# TOPIE IMPITOYABLE /// Ethics of the Viscous Body (Munari, McLean & Faustino)

Published

Bruno Munari (1944) / Bruce McLean (1971) / Didier Faustino (2009)

My friend Alexandre Pachiaudi recently made me remember two works of Bruno Munari and Bruce McLean, respectively entitled Seeking comfort in an uncomfortable armchair (1944) and Plinths I (1971) that display similar situations in which their bodies were interacting with a chair-like object in positions that are uncommon to the usual practice of this same object. For the sake of this article, I am adding to this short inventory of similar body exercises, two works by Didier Fiuza Faustino: Opus Incertum (2009) and Auto Satisfaction (with students in Georgia State University, 2009).

These three works have all in common that they seem to consider the body as a sort of viscous matter that can embody various configurations in relation to the object on which this matter is falling. Viscous is a key word here as fluid would consider the body as a surface rather than a flesh assemblage. It seems that the body does not have any mechanical function that can negotiate with gravity but rather, it is a sort of viscous corpse that interacts with the volume of the object, yet cannot separate its parts one from another.

Introduced as such, one may not think that such operation of the body is something that could be considered as a manifesto of any kind. Embodying a “viscous corpse” is not exactly what one might look up to. As a matter of fact, we all have experienced a situation in which our body was continuously trying to find a comfortable position without ever finding it. If you tried to sleep on a rock, you know what I am talking about. There is however something in these situation that brings our body back to the most primal negotiation with its material environment. Most mammal animals — understood here as non-humans — do not design and construct objects that can serve their comfort, and they are therefore experiencing this situation on a daily basis. Observe a dog trying to find the appropriate territory to rest, for example. There is an intuitive effort to understand how to dispose of its material parts with the material environment.

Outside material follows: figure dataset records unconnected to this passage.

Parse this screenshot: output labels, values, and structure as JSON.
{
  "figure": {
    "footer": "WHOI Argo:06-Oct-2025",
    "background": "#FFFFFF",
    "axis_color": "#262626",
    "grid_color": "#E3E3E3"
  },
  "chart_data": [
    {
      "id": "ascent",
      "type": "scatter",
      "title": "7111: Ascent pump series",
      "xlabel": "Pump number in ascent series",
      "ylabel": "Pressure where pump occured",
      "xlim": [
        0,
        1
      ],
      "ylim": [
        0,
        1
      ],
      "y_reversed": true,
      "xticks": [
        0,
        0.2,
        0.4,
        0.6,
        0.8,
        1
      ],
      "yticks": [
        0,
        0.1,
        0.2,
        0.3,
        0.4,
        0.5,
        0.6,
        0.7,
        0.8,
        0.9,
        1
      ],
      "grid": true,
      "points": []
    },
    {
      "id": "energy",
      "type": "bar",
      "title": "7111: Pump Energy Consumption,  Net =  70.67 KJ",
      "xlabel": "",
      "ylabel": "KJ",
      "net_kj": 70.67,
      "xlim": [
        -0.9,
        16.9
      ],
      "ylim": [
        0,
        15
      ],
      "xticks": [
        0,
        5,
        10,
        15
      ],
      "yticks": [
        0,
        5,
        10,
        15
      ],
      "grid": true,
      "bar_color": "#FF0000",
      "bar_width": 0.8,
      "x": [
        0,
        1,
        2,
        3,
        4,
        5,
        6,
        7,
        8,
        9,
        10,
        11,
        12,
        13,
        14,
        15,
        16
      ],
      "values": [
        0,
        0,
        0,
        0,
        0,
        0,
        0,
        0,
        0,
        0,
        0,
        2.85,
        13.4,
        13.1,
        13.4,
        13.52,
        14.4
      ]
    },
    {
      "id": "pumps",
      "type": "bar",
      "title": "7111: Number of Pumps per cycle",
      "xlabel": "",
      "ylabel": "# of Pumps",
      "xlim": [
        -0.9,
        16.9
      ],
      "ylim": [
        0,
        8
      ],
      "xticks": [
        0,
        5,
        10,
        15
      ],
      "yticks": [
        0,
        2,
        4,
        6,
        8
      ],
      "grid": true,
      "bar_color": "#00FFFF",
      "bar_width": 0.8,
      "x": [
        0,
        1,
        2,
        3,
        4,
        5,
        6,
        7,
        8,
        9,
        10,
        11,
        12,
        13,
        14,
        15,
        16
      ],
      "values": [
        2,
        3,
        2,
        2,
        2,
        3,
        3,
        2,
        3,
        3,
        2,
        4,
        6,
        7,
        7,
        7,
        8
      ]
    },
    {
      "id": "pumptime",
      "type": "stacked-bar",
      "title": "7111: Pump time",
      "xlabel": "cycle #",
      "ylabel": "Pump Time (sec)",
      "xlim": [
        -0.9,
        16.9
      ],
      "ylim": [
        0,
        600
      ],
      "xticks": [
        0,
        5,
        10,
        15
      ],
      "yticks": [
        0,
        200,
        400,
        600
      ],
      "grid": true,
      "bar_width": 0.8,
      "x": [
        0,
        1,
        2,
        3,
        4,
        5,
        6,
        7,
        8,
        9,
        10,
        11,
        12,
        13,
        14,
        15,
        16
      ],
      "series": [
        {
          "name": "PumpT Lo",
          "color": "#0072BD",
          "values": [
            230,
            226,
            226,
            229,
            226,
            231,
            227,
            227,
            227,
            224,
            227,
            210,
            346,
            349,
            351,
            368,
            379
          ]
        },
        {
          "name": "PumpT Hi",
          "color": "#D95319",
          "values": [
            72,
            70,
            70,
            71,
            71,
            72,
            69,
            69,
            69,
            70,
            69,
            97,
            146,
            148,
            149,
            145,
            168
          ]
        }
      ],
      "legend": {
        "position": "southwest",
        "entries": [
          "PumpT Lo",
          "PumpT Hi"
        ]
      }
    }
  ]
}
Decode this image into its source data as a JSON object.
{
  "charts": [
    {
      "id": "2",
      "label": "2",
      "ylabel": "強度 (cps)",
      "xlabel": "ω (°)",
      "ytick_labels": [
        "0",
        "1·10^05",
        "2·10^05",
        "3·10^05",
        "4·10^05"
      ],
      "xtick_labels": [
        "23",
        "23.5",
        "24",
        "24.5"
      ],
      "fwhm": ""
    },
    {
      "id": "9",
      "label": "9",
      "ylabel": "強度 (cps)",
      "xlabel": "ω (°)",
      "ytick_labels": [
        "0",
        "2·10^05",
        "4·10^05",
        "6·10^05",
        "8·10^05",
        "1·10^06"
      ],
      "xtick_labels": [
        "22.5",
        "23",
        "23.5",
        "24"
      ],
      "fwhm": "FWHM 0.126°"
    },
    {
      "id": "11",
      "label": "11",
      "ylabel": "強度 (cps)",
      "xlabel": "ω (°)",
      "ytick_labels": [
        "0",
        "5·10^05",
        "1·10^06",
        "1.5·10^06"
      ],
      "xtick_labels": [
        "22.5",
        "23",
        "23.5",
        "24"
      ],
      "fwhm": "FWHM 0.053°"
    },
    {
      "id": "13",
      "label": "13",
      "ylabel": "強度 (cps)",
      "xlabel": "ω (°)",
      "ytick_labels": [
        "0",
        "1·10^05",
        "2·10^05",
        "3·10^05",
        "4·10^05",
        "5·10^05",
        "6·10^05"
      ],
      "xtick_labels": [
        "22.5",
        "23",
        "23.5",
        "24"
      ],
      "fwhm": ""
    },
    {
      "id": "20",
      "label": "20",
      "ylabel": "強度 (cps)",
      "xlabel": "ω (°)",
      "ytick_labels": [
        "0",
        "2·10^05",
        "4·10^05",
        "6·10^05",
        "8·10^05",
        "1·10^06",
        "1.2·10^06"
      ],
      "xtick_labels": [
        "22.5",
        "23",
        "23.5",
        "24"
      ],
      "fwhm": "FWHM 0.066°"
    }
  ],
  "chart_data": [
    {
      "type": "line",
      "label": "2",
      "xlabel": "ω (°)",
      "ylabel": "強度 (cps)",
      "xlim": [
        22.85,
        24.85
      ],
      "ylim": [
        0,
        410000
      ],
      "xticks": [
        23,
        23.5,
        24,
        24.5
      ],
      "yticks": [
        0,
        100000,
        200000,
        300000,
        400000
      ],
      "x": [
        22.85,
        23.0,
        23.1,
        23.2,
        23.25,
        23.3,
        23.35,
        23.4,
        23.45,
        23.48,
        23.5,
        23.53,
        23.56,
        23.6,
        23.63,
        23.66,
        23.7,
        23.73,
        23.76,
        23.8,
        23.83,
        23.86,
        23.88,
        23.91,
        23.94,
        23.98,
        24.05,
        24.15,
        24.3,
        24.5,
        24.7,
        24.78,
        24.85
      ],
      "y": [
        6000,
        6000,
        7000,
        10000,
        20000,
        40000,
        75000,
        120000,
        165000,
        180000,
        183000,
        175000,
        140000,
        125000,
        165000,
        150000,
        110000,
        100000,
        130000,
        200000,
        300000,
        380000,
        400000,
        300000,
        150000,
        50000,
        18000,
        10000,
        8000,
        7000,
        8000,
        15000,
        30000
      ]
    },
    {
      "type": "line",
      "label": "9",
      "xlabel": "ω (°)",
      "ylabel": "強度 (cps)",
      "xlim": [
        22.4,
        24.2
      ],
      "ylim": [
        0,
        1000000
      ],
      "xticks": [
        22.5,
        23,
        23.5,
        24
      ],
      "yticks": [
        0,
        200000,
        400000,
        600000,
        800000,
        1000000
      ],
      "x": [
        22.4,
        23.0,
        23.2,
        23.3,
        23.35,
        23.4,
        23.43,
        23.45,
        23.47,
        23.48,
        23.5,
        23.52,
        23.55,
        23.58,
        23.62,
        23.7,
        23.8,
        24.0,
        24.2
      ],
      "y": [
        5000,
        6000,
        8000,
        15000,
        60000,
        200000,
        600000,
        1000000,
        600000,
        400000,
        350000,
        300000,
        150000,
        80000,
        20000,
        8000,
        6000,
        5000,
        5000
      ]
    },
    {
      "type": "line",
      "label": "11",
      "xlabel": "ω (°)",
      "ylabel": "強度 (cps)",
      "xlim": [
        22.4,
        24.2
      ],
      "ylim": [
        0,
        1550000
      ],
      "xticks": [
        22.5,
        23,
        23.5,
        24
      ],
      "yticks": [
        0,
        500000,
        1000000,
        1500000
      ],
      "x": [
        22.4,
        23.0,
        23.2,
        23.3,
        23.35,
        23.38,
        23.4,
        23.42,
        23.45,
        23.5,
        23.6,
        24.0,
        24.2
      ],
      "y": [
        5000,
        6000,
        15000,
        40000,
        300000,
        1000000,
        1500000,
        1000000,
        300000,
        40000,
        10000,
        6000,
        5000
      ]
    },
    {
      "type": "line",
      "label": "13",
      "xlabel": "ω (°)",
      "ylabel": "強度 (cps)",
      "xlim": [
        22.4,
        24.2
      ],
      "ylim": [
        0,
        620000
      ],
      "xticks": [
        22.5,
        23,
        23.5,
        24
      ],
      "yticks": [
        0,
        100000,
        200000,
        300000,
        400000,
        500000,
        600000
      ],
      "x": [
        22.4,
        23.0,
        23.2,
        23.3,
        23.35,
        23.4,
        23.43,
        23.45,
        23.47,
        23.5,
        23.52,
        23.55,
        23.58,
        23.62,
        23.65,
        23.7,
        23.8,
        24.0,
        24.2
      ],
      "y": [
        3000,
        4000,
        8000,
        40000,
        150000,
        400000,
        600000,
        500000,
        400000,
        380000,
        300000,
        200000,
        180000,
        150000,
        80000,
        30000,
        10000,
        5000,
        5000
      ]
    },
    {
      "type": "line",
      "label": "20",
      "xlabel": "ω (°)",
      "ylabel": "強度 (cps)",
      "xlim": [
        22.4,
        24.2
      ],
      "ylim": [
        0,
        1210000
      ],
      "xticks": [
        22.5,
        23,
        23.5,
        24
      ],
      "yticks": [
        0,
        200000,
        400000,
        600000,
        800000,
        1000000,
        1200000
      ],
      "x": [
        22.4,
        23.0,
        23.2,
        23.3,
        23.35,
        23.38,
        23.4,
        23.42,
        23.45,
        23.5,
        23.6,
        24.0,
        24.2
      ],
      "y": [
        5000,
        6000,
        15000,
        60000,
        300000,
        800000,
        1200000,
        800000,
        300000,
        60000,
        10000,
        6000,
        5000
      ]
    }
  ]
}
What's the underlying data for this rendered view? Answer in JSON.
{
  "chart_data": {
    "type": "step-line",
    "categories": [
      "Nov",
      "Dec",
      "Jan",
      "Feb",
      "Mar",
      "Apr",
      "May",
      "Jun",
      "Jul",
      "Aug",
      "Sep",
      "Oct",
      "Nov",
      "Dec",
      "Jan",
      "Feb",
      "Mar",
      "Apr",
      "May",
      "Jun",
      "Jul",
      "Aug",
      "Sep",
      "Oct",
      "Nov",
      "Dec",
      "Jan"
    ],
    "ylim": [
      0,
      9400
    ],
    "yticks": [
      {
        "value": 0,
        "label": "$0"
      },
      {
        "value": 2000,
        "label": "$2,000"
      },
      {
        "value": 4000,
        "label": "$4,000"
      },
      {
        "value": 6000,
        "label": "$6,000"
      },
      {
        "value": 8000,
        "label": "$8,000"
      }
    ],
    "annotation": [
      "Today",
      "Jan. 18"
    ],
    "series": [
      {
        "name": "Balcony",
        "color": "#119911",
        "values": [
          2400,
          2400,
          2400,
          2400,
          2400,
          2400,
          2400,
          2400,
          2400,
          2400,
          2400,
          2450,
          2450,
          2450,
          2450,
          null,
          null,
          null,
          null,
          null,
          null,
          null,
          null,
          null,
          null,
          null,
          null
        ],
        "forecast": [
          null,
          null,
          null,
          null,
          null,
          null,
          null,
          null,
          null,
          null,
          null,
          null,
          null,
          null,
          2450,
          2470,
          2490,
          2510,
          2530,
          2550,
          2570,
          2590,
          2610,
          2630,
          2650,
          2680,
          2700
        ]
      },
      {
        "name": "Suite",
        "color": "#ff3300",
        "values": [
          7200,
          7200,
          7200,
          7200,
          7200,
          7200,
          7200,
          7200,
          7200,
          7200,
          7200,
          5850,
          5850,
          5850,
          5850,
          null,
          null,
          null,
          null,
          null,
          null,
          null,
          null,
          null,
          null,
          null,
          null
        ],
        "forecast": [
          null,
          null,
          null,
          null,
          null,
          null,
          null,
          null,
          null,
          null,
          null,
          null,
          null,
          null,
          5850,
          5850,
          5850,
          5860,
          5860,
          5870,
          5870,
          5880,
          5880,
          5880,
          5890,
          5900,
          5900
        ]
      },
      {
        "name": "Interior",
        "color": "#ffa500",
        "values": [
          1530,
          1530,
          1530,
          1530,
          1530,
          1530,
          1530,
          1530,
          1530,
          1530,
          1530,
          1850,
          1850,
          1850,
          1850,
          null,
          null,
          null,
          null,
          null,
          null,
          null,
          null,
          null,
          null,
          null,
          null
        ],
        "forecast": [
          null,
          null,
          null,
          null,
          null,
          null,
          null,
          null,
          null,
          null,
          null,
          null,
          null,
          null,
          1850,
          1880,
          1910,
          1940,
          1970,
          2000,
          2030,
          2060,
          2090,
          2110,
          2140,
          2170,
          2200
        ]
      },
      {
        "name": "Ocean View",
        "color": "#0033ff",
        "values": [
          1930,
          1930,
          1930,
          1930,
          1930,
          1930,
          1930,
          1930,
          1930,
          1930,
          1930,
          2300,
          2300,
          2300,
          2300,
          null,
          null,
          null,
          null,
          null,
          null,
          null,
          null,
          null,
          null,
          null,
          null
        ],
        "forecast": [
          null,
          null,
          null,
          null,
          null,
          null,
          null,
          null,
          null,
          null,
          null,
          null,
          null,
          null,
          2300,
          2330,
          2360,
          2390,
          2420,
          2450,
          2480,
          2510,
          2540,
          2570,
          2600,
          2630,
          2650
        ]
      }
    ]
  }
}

Comfort is a state for which the presence of the material environment disappears. The paroxysm of comfort probably lies in the state of free falling. This state is the one that Faustino is trying to triggers with Opus Incertum, which makes this work different in essence from the others presented here. There is however a fundamental problem with the ethics of comfort. It is easy to understand that the very idea of comfort is, by definition, not compatible with the political struggle — look at the Palestinian bourgeoisie to have an idea of it — but there is also a materialist philosophical problem linked to it. If the ethics of a materialist philosophy — like the Spinozist one — considers all act that makes our body (i.e. ourselves) in a ‘harmonious’ relation to its material environment, the negation of the latter constitutes a sort of counter-manifesto of this ethics. On the contrary, the “viscous corpse” that I was evoking above is a position — or rather a quasi-infinite set of positions — that continuously negotiate with this environing matter, and therefore with the world in general. Let us consider one more time the definition of life as the “set of functions that resists death,” (Xavier Bichat, 1800), and its corollary conclusion that death being a process always in progress, all of our acts are either decelerating or accelerating this process (see recent article). Life being characterized by a series of material exchanges (let us remember that 98% of our body’s matter is renewed every year) between the consistent assemblage of the body and its environment, we can then state the hypothesis that comfort, in its disconnection to the material environment, contributes to the acceleration of the death process.

There is an interesting chronology in the three examples that I chose for this argument. Munari uses his body to subvert the (apparently unsuccessful) essential goal of his chair, McLean uses cubes in a similar assignment but the abstraction of the object makes it less ‘intentioned’ and more abstract than the chair. Faustino goes one step further with Auto Satisfaction as he composes a sort of objectal landscape that does not correspond anymore to an archetype, yet brings a complexity that the cubes did not. This chronology is therefore an invitation, not only to subvert the various normalized archetype that continuously surrounds us, but further, to design objects and architectures that do not carry in themselves a presupposed functional position of the body, but encourage the latter to acquire the degree of viscous body as a materialist ethics.